Tell us about yourself
Lots of people are unprepared for this or don’t know how to answer it. Don’t simply reel off a string of meaningless facts about how old you are and where you are from. Use it to demonstrate how you are a good fit for the role. Think about what qualities are needed by a learning disability nurse and the talents, skills and experiences you have that match these.
Why do you want to be a learning disability nurse?
We’re looking for people who can explain clearly and with conviction why they want to be a learning disability nurse. Avoid clichés like: I want to help people and demonstrate through examples how you do this and how you match the requirements of the role.
What do you know about our learning disabilities nursing course?
This is an important one to get right. We’re looking for people who are serious about a career in learning disability nursing and are fully aware of the commitment it requires. We expect you to have researched the course, attended an Open Day and thought about how you plan to manage the academic and personal demands of the course. Talk positively about why you want to study here and what you’re interested in learning.
Describe what you think a learning disability nurse does and what type of people or groups you might work with
Get as much experience as you can before you apply for the course. This will not only help you answer this question, but also show the panel that you are serious about a career in learning disability nursing and know what it entails. In this question, we are looking for an understanding of the role – what help people need; how to support people to do things for themselves; and the differences between this and other fields of nursing, such as adult nursing.
What qualities do you need to be a good professional?
Approach this question in three parts.

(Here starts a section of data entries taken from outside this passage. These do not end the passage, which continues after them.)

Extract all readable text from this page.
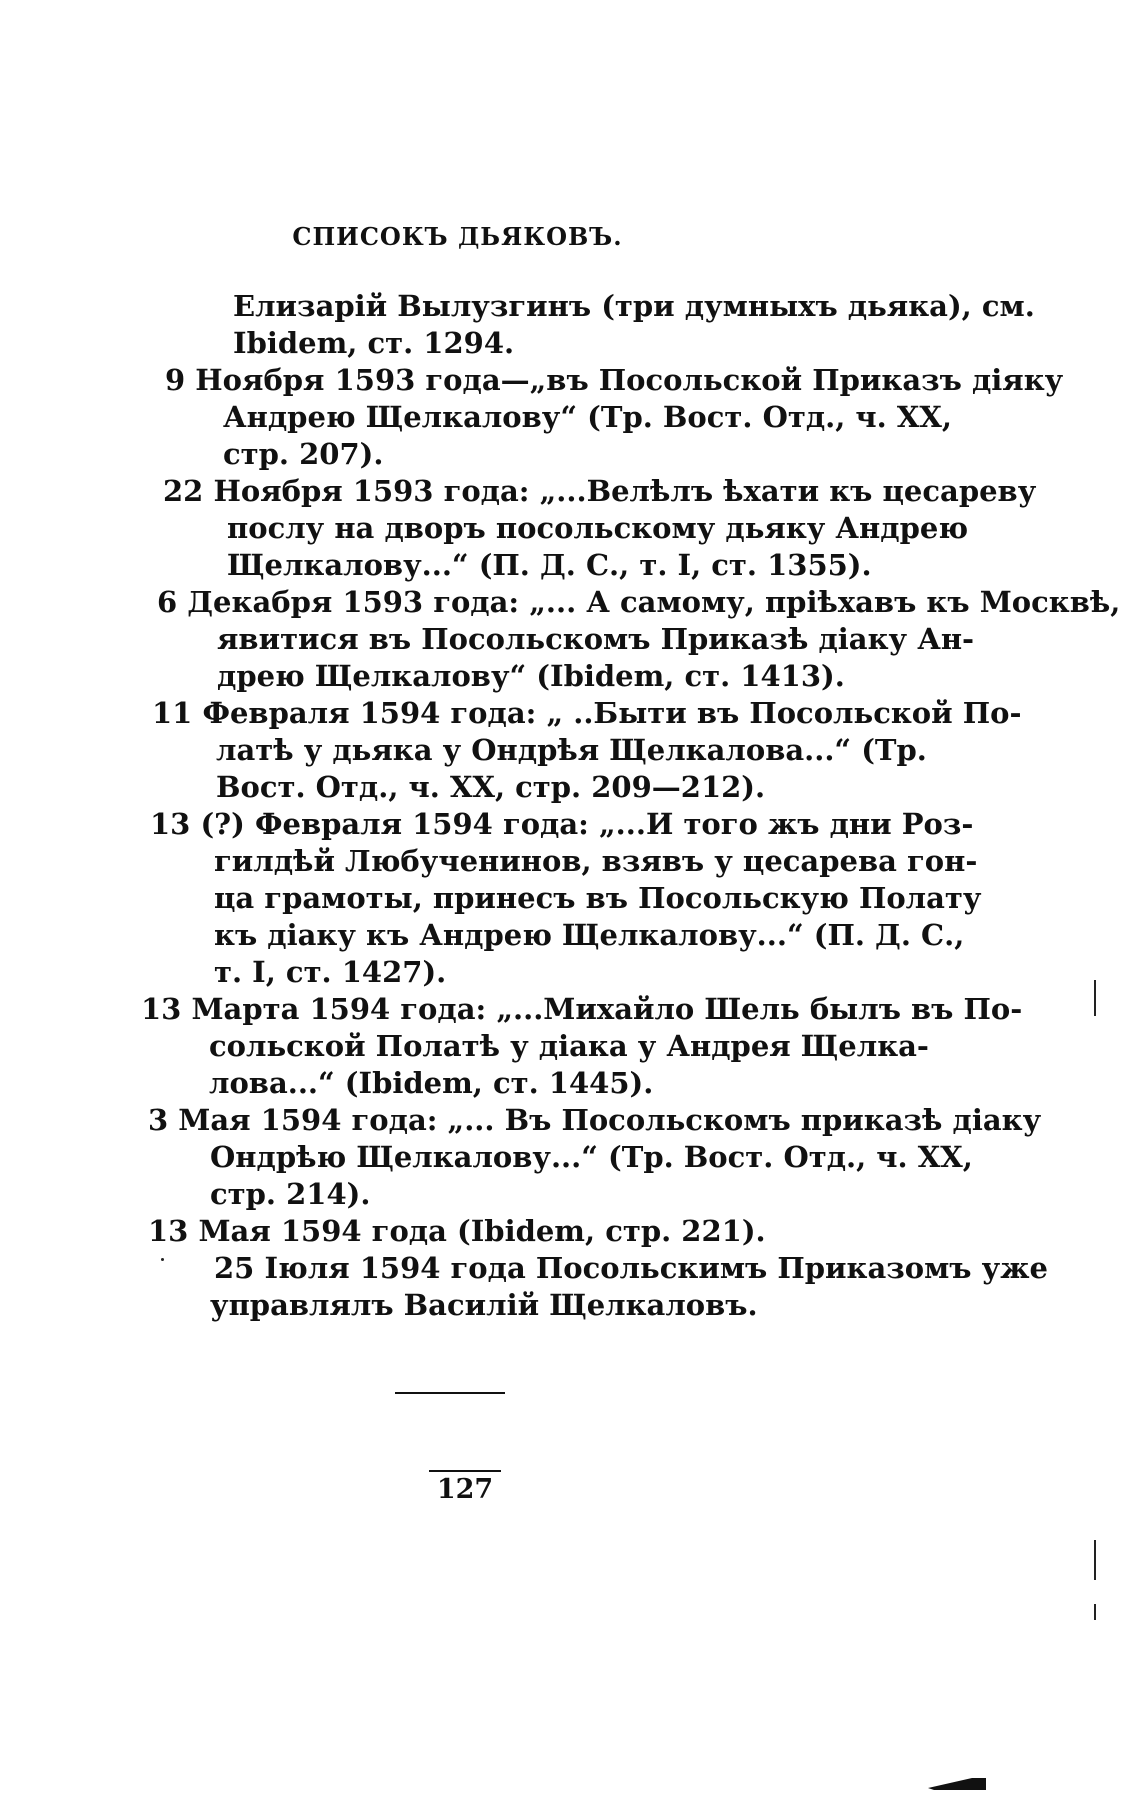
СПИСОКЪ ДЬЯКОВЪ.
Елизарій Вылузгинъ (три думныхъ дьяка), см.
Ibidem, ст. 1294.
9 Ноября 1593 года—„въ Посольской Приказъ діяку
Андрею Щелкалову“ (Тр. Вост. Отд., ч. XX,
стр. 207).
22 Ноября 1593 года: „...Велѣлъ ѣхати къ цесареву
послу на дворъ посольскому дьяку Андрею
Щелкалову...“ (П. Д. С., т. I, ст. 1355).
6 Декабря 1593 года: „... А самому, пріѣхавъ къ Москвѣ,
явитися въ Посольскомъ Приказѣ діаку Ан-
дрею Щелкалову“ (Ibidem, ст. 1413).
11 Февраля 1594 года: „ ..Быти въ Посольской По-
латѣ у дьяка у Ондрѣя Щелкалова...“ (Тр.
Вост. Отд., ч. XX, стр. 209—212).
13 (?) Февраля 1594 года: „...И того жъ дни Роз-
гилдѣй Любученинов, взявъ у цесарева гон-
ца грамоты, принесъ въ Посольскую Полату
къ діаку къ Андрею Щелкалову...“ (П. Д. С.,
т. I, ст. 1427).
13 Марта 1594 года: „...Михайло Шель былъ въ По-
сольской Полатѣ у діака у Андрея Щелка-
лова...“ (Ibidem, ст. 1445).
3 Мая 1594 года: „... Въ Посольскомъ приказѣ діаку
Ондрѣю Щелкалову...“ (Тр. Вост. Отд., ч. XX,
стр. 214).
13 Мая 1594 года (Ibidem, стр. 221).
25 Іюля 1594 года Посольскимъ Приказомъ уже
управлялъ Василій Щелкаловъ.
127
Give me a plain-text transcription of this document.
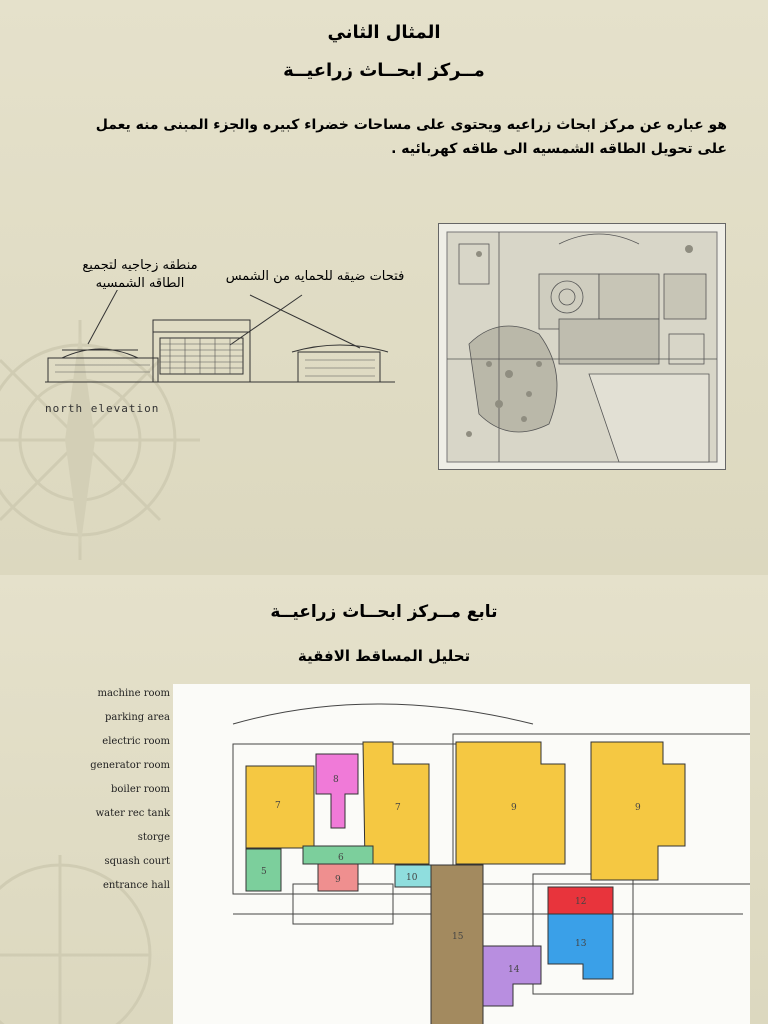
المثال الثاني
مــركز ابحــاث زراعيــة
هو عباره عن مركز ابحاث زراعيه ويحتوى على مساحات خضراء كبيره والجزء المبنى منه يعمل
على تحويل الطاقه الشمسيه الى طاقه كهربائيه .
منطقه زجاجيه لتجميع
الطاقه الشمسيه	فتحات ضيقه للحمايه من الشمس
north elevation
تابع مــركز ابحــاث زراعيــة
تحليل المساقط الافقية
machine room
parking area
electric room
generator room
boiler room
water rec tank
storge
squash court
entrance hall
7
8
7	9	9
5
6
9	10
12
13
14
15
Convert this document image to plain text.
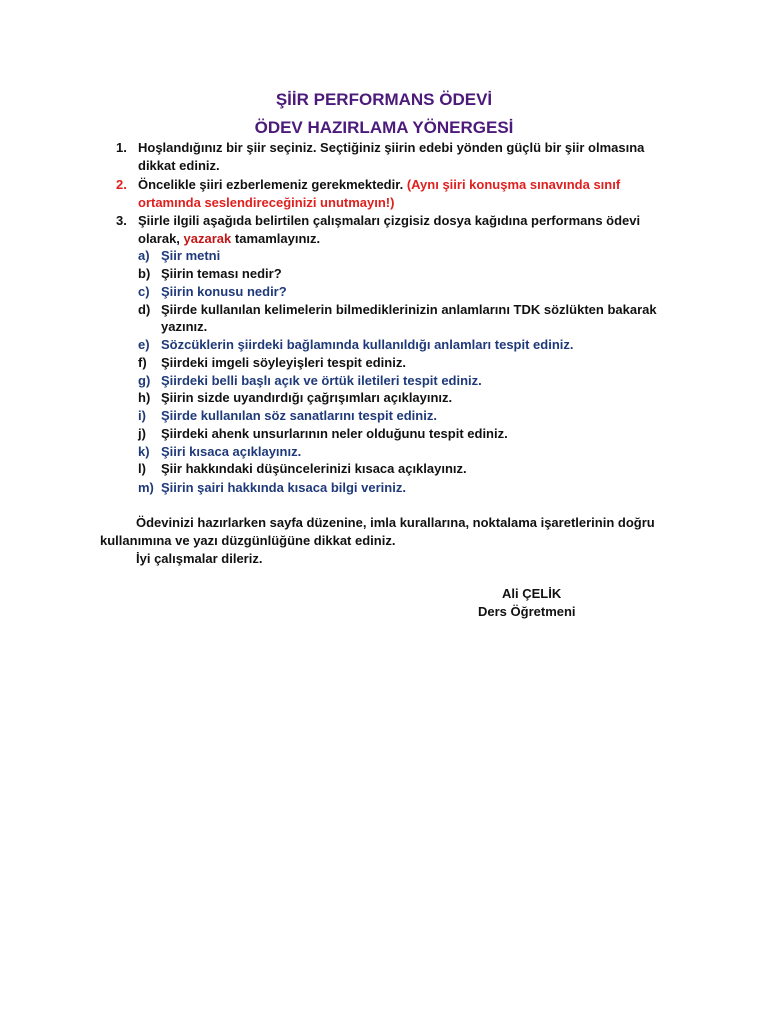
ŞİİR PERFORMANS ÖDEVİ
ÖDEV HAZIRLAMA YÖNERGESİ
1. Hoşlandığınız bir şiir seçiniz. Seçtiğiniz şiirin edebi yönden güçlü bir şiir olmasına
dikkat ediniz.
2. Öncelikle şiiri ezberlemeniz gerekmektedir. (Aynı şiiri konuşma sınavında sınıf
ortamında seslendireceğinizi unutmayın!)
3. Şiirle ilgili aşağıda belirtilen çalışmaları çizgisiz dosya kağıdına performans ödevi
olarak, yazarak tamamlayınız.
a) Şiir metni
b) Şiirin teması nedir?
c) Şiirin konusu nedir?
d) Şiirde kullanılan kelimelerin bilmediklerinizin anlamlarını TDK sözlükten bakarak
yazınız.
e) Sözcüklerin şiirdeki bağlamında kullanıldığı anlamları tespit ediniz.
f) Şiirdeki imgeli söyleyişleri tespit ediniz.
g) Şiirdeki belli başlı açık ve örtük iletileri tespit ediniz.
h) Şiirin sizde uyandırdığı çağrışımları açıklayınız.
i) Şiirde kullanılan söz sanatlarını tespit ediniz.
j) Şiirdeki ahenk unsurlarının neler olduğunu tespit ediniz.
k) Şiiri kısaca açıklayınız.
l) Şiir hakkındaki düşüncelerinizi kısaca açıklayınız.
m) Şiirin şairi hakkında kısaca bilgi veriniz.
Ödevinizi hazırlarken sayfa düzenine, imla kurallarına, noktalama işaretlerinin doğru
kullanımına ve yazı düzgünlüğüne dikkat ediniz.
İyi çalışmalar dileriz.
Ali ÇELİK
Ders Öğretmeni
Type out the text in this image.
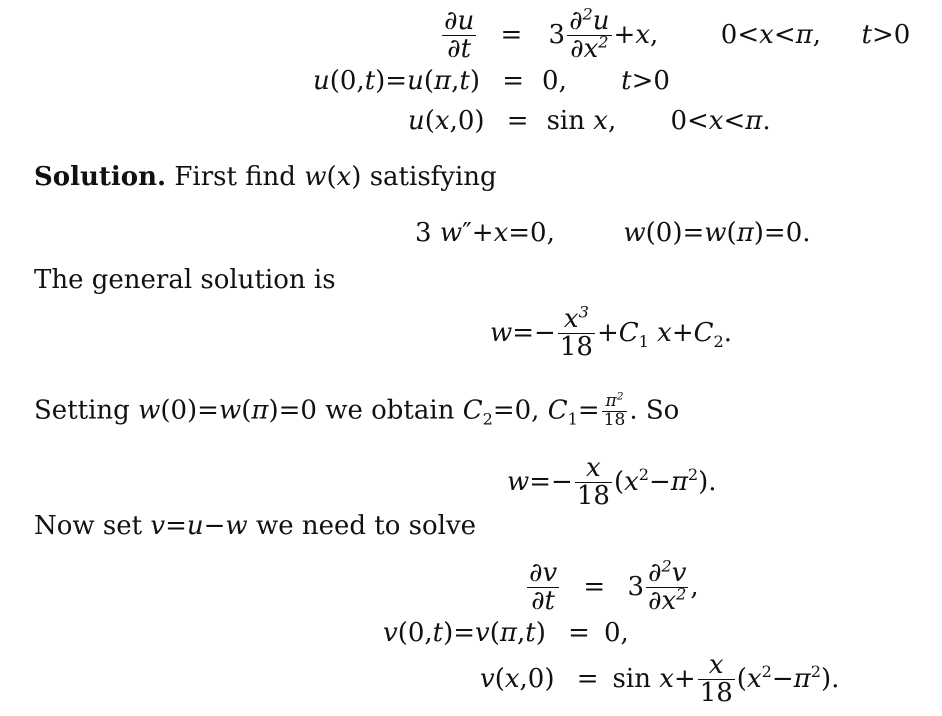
$\frac{\partial u}{\partial t} = 3 \frac{\partial^2u}{\partial x^2} +x$,  0<x<π,  t>0
u(0,t)=u(π,t) = 0, t>0
u(x,0) = sin x, 0<x<π.
Solution. First find w(x) satisfying
3 w″+x=0,  w(0)=w(π)=0.
The general solution is
$w=- \frac{x^3}{18} +C_1$ $x+C_2$.
Setting w(0)=w(π)=0 we obtain $C_2=0$, $C_1= \frac{\pi^2}{18}$ . So
$w=- \frac{x}{18} (x^2-\pi^2)$.
Now set v=u−w we need to solve
$\frac{\partial v}{\partial t} = 3 \frac{\partial^2v}{\partial x^2}$ ,
v(0,t)=v(π,t) = 0,
$v(x,0) = \sin x+ \frac{x}{18} (x^2-\pi^2)$.
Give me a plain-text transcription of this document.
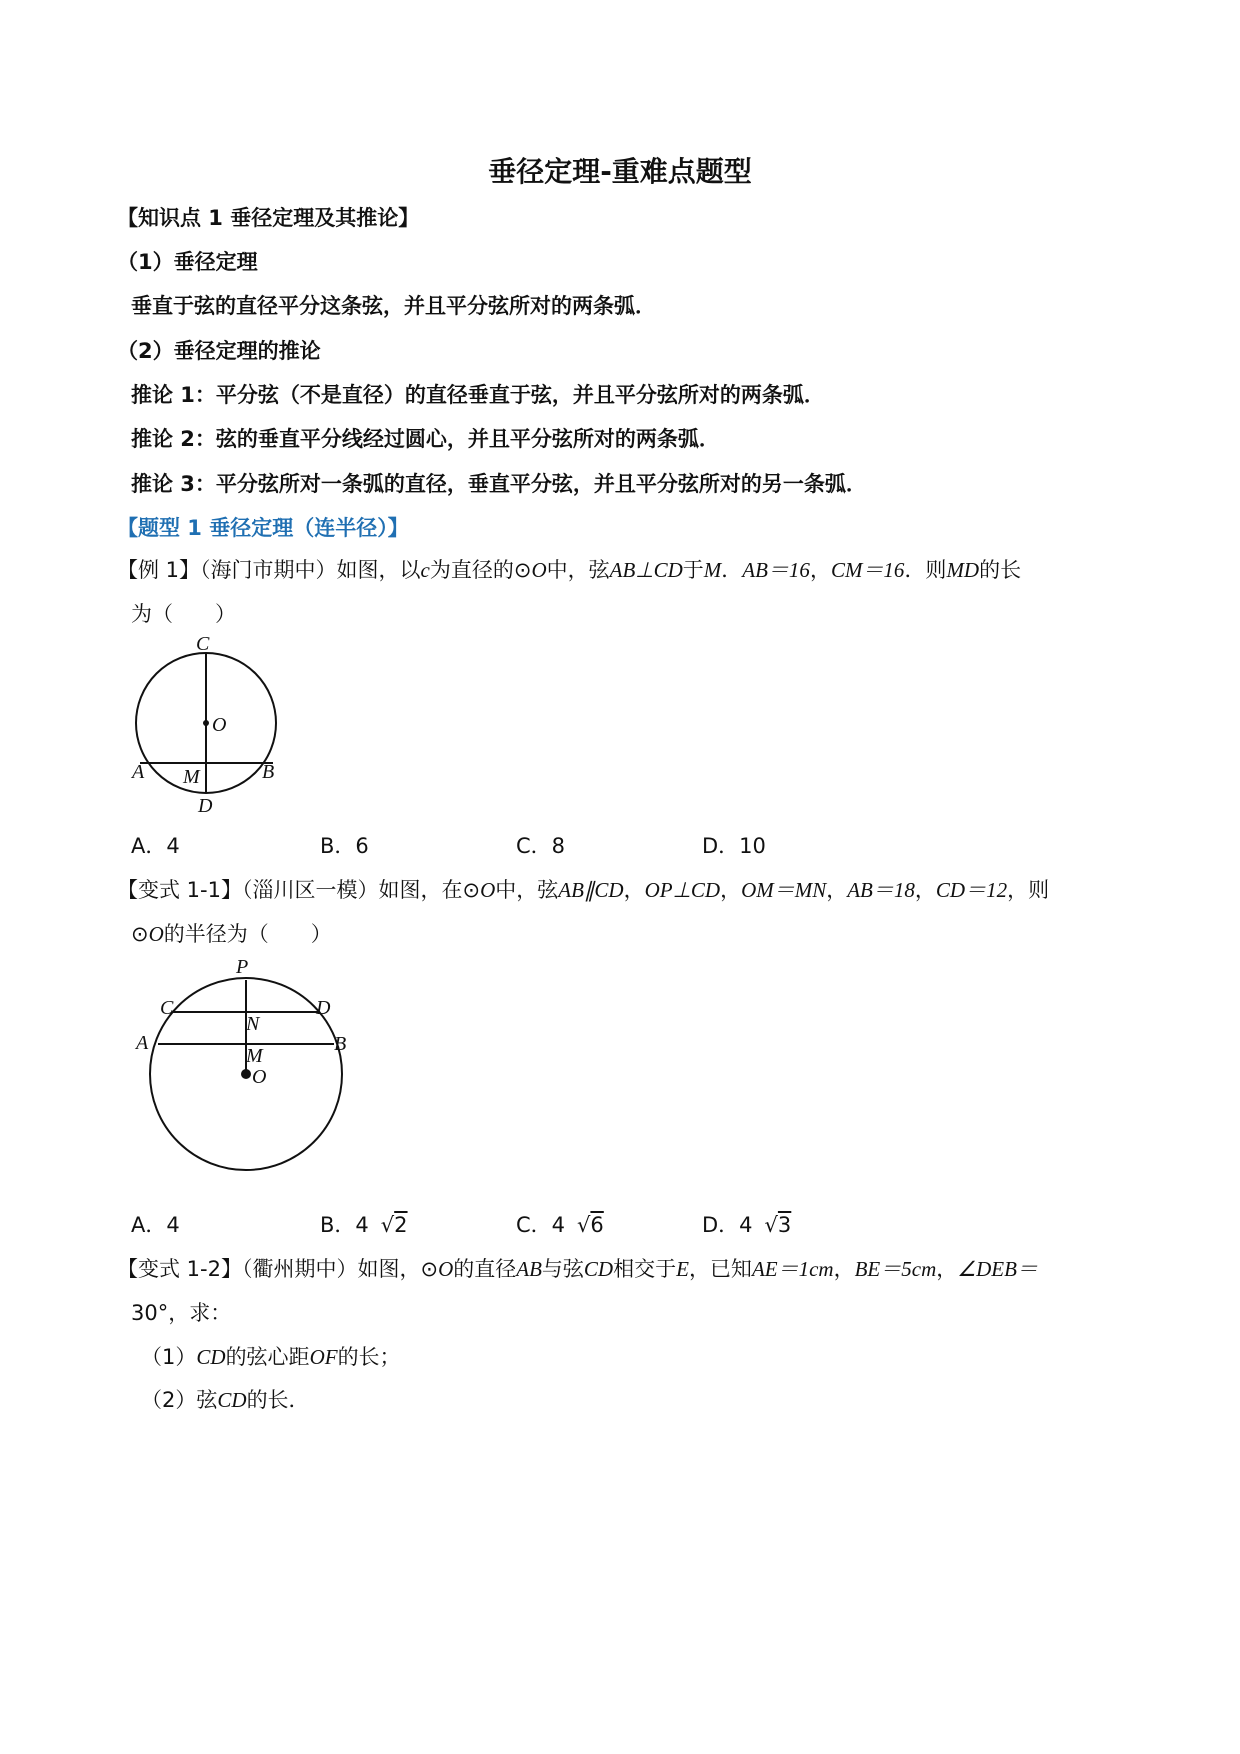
垂径定理-重难点题型
【知识点 1 垂径定理及其推论】
（1）垂径定理
垂直于弦的直径平分这条弦，并且平分弦所对的两条弧．
（2）垂径定理的推论
推论 1：平分弦（不是直径）的直径垂直于弦，并且平分弦所对的两条弧．
推论 2：弦的垂直平分线经过圆心，并且平分弦所对的两条弧．
推论 3：平分弦所对一条弧的直径，垂直平分弦，并且平分弦所对的另一条弧．
【题型 1 垂径定理（连半径）】
【例 1】（海门市期中）如图，以c为直径的⊙O中，弦AB⊥CD于M．AB＝16，CM＝16．则MD的长
为（　　）
C
O
A M	B
D
A．4	B．6	C．8	D．10
【变式 1-1】（淄川区一模）如图，在⊙O中，弦AB∥CD，OP⊥CD，OM＝MN，AB＝18，CD＝12，则
⊙O的半径为（　　）
P
C	D
N
A	B
M
O
A．4	B．4 √2	C．4 √6	D．4 √3
【变式 1-2】（衢州期中）如图，⊙O的直径AB与弦CD相交于E，已知AE＝1cm，BE＝5cm，∠DEB＝
30°，求：
（1）CD的弦心距OF的长；
（2）弦CD的长．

Firstly, think about the qualities you expect from a nurse, and would want from someone caring for you. Read the NMC’s Code of Conduct. Think about the additional qualities required by someone working with people with learning disabilities who may have, for example, language difficulties. Finally, think about core values, such as respect, a sense of equality, and how you can link these in with the job. Use examples from your own life/career to show how you possess these qualities.
Tell us about your interests and what you do in your spare time
There’s no right and wrong answer here, the panel are trying to get a sense of who you are and what drives you. It helps if you can demonstrate how your outside interests ground you, support your values or beliefs, or will help you deal with stress.